Bahntechnikkonzern
Vossloh sorgt für positive Nachrichten

Vossloh zeigt sich krisenfest. Der Bahntechnikkonzern Vossloh startete mit leichten Gewinnzuwächsen ins Jahr 2009. Und auch an der Prognose für das Gesamtjahr drehte Vossloh nicht.
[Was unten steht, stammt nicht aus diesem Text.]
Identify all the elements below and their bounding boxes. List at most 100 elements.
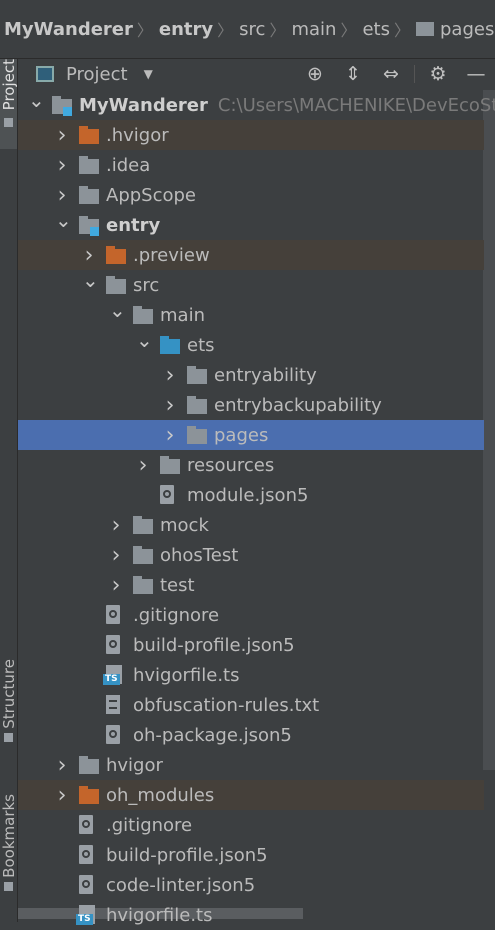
- toolbar-divider: [414, 65, 415, 83]
- tree-node-label: oh_modules: [106, 784, 215, 806]
- bookmarks-tab[interactable]: Bookmarks: [0, 794, 18, 922]
- breadcrumb-item[interactable]: MyWanderer: [4, 19, 133, 40]
- breadcrumb-item[interactable]: src: [239, 19, 265, 40]
- chevron-down-icon[interactable]: ⌄: [55, 208, 72, 232]
- module-badge-icon: [90, 227, 99, 236]
- tree-node[interactable]: › ohosTest: [18, 540, 484, 570]
- breadcrumb-item[interactable]: entry: [159, 19, 213, 40]
- chevron-right-icon[interactable]: ›: [55, 183, 69, 208]
- chevron-right-icon[interactable]: ›: [55, 783, 69, 808]
- tree-node[interactable]: ⌄ MyWanderer C:\Users\MACHENIKE\DevEcoSt: [18, 88, 495, 120]
- breadcrumb-separator-icon: 〉: [393, 21, 410, 40]
- breadcrumb-item[interactable]: pages: [415, 19, 494, 40]
- tree-node[interactable]: .gitignore: [18, 810, 484, 840]
- tree-node-label: mock: [160, 514, 209, 536]
- tree-node[interactable]: › hvigor: [18, 750, 484, 780]
- chevron-down-icon[interactable]: ▼: [144, 67, 153, 81]
- tree-node[interactable]: ⌄ ets: [18, 328, 484, 360]
- tree-node[interactable]: › pages: [18, 420, 484, 450]
- minimize-icon[interactable]: —: [457, 63, 495, 85]
- typescript-file-icon: TS: [76, 905, 95, 925]
- expand-all-icon[interactable]: ⇕: [334, 63, 372, 85]
- tree-node[interactable]: build-profile.json5: [18, 630, 484, 660]
- breadcrumb-separator-icon: 〉: [340, 21, 357, 40]
- chevron-right-icon[interactable]: ›: [109, 513, 123, 538]
- folder-icon: [133, 306, 153, 324]
- folder-icon: [79, 126, 99, 144]
- json-file-icon: [79, 845, 93, 864]
- tree-node[interactable]: module.json5: [18, 480, 484, 510]
- tree-node[interactable]: obfuscation-rules.txt: [18, 690, 484, 720]
- chevron-right-icon[interactable]: ›: [163, 363, 177, 388]
- tree-node-label: test: [160, 574, 195, 596]
- tree-node[interactable]: › AppScope: [18, 180, 484, 210]
- tree-node-label: .gitignore: [133, 604, 220, 626]
- json-file-icon: [106, 635, 120, 654]
- structure-tab-label: Structure: [0, 659, 18, 729]
- tree-node[interactable]: › test: [18, 570, 484, 600]
- tree-node[interactable]: .gitignore: [18, 600, 484, 630]
- tree-node-label: entry: [106, 214, 161, 236]
- breadcrumb-item[interactable]: main: [291, 19, 336, 40]
- tree-node[interactable]: TS hvigorfile.ts: [18, 660, 484, 690]
- chevron-down-icon[interactable]: ⌄: [28, 88, 45, 112]
- chevron-right-icon[interactable]: ›: [55, 753, 69, 778]
- chevron-right-icon[interactable]: ›: [109, 543, 123, 568]
- tree-node-label: .idea: [106, 154, 151, 176]
- tree-node[interactable]: › resources: [18, 450, 484, 480]
- tree-node[interactable]: › .preview: [18, 240, 484, 270]
- tree-node[interactable]: ⌄ entry: [18, 208, 484, 240]
- chevron-down-icon[interactable]: ⌄: [82, 268, 99, 292]
- chevron-right-icon[interactable]: ›: [163, 423, 177, 448]
- project-tree: ⌄ MyWanderer C:\Users\MACHENIKE\DevEcoSt ›.…: [18, 88, 495, 926]
- text-file-icon: [106, 695, 120, 714]
- breadcrumb-separator-icon: 〉: [269, 21, 286, 40]
- chevron-down-icon[interactable]: ⌄: [136, 328, 153, 352]
- breadcrumb-item[interactable]: ets: [362, 19, 390, 40]
- project-view-selector[interactable]: Project: [66, 64, 128, 85]
- tree-node-label: build-profile.json5: [133, 634, 295, 656]
- tree-node-label: hvigorfile.ts: [133, 664, 240, 686]
- chevron-right-icon[interactable]: ›: [136, 453, 150, 478]
- tree-node[interactable]: › mock: [18, 510, 484, 540]
- folder-icon: [79, 756, 99, 774]
- navigation-breadcrumb: MyWanderer 〉 entry 〉 src 〉 main 〉 ets 〉 pages: [0, 0, 495, 58]
- tree-node[interactable]: › .hvigor: [18, 120, 484, 150]
- tree-node[interactable]: › .idea: [18, 150, 484, 180]
- tree-node-label: .preview: [133, 244, 210, 266]
- structure-tab[interactable]: Structure: [0, 659, 18, 769]
- tree-node[interactable]: code-linter.json5: [18, 870, 484, 900]
- chevron-right-icon[interactable]: ›: [109, 573, 123, 598]
- tree-node-label: ohosTest: [160, 544, 239, 566]
- json-file-icon: [79, 875, 93, 894]
- tree-node[interactable]: › entryability: [18, 360, 484, 390]
- tree-node-label: hvigorfile.ts: [106, 904, 213, 926]
- tree-node-label: oh-package.json5: [133, 724, 292, 746]
- chevron-down-icon[interactable]: ⌄: [109, 298, 126, 322]
- gear-icon[interactable]: ⚙: [419, 63, 457, 85]
- tree-node[interactable]: ⌄ src: [18, 268, 484, 300]
- chevron-right-icon[interactable]: ›: [163, 393, 177, 418]
- tree-node[interactable]: build-profile.json5: [18, 840, 484, 870]
- folder-icon: [160, 456, 180, 474]
- vertical-scrollbar[interactable]: [483, 90, 495, 770]
- project-tab[interactable]: Project: [0, 59, 18, 149]
- folder-icon: [133, 516, 153, 534]
- breadcrumb-label: MyWanderer: [4, 18, 133, 40]
- tree-node[interactable]: TS hvigorfile.ts: [18, 900, 484, 930]
- chevron-right-icon[interactable]: ›: [55, 123, 69, 148]
- left-tool-stripe: Project Structure Bookmarks: [0, 59, 18, 922]
- collapse-all-icon[interactable]: ⇔: [372, 63, 410, 85]
- tree-node[interactable]: oh-package.json5: [18, 720, 484, 750]
- folder-icon: [133, 576, 153, 594]
- tree-node-label: src: [133, 274, 160, 296]
- tree-node[interactable]: ⌄ main: [18, 298, 484, 330]
- module-folder-icon: [52, 96, 72, 116]
- locate-icon[interactable]: ⊕: [296, 63, 334, 85]
- tree-node[interactable]: › entrybackupability: [18, 390, 484, 420]
- tree-node[interactable]: › oh_modules: [18, 780, 484, 810]
- folder-icon: [79, 186, 99, 204]
- chevron-right-icon[interactable]: ›: [82, 243, 96, 268]
- tree-node-label: build-profile.json5: [106, 844, 268, 866]
- chevron-right-icon[interactable]: ›: [55, 153, 69, 178]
HB WERDOHL. Die Wirtschaftsflaute hat den Verkehrstechnik-Konzern Vossloh auch zu Beginn des neuen Jahres nicht bremsen können. „Wir bleiben optimistisch“, sagte Vorstandschef Werner Andree am Mittwoch in Werdohl. „Wir gehen weiterhin davon aus, dass die Nachfrage nach Schieneninfrastruktur und innovativen Schienenfahrzeugen zunehmen wird.“ Die Prognosen für dieses und das kommende Jahr bestätigte er und begründete dies mit dem noch gestiegenen Auftragsbestand von rund 1,2 Mrd. Euro, der bis ins Jahr 2010 hinein reiche. Erst jüngst hatte das spanische Valencia Stadtbahnen für einen dreistelligen Millionenbetrag geordert.

Von Januar bis März blieb der Umsatz stabil bei 288,9 Mio. Euro. Das Ergebnis vor Zinsen und Steuern (EBIT) verbesserte sich sogar leicht auf 30,5 Mio. Euro. Der Überschuss legte um knapp fünf Prozent auf 20,3 Mio. Euro zu. Bei allen Kennziffern hatten die Analysten mit einem Rückgang gerechnet. Mit der Verbesserung bildet Vossloh eine absolute Ausnahme unter den deutschen Industrieunternehmen. Grund ist der besondere Markt: Schienenprojekte sind zumeist langfristig angelegt und staatlich finanziert.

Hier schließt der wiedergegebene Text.